A client recently asked if PHP was an Agile programming language, and during the (rather lengthy) explanation a few principles worth exploring were covered:
In the context of software development Agile is really no more than a set of principles and values. At a meeting in February 2001 people who were then developing software differently to traditional processes drew up a manifesto; they formalised practices favouring constant feedback and change, flat hierachy, and delivered early and often.
PHP is generally considered a lightweight language, – often it is used because it can get things done quicker than with other languages. A language is never agile because it does not generally define the processes used when developing with it. However it can have qualities that can make its development quicker; PHP is light, interpreted, and it is simple. Unfortunately these reasons have also attracted people unconcerned with best practices in order to ‘just get their sites up and running’
Agile doesnt mean doing the job quickly, – dont expect to finish the project earlier, but you will deliver earlier. A part of the system that is testable, usable, and something that adds value.
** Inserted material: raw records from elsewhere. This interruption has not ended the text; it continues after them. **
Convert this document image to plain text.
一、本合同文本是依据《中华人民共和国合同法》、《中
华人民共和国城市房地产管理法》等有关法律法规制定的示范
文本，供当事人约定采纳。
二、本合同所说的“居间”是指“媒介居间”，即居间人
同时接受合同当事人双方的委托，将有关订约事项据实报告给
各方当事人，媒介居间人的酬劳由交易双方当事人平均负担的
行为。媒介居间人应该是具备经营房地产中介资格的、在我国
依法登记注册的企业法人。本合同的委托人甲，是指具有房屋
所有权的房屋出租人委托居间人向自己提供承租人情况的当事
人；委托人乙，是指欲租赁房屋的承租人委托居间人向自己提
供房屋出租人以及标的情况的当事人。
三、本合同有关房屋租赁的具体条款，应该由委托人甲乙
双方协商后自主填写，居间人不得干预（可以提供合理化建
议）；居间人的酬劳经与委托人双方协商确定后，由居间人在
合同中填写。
From the feedback the team and customer will decide what will be delivered next. The iterations are closer together than other approaches and in order to deliver quickly you will only deliver what you need.
As far as web application development is concerned, being an interpreted, lightweight, embeddable, simple language, with fairly reasonable object oriented support, PHP is in a fairly unique position to fulfill the needs of agile development teams. The elements are available, but of course it is up to the enterprises to take the step and use what is there for setting up their own agile development environment.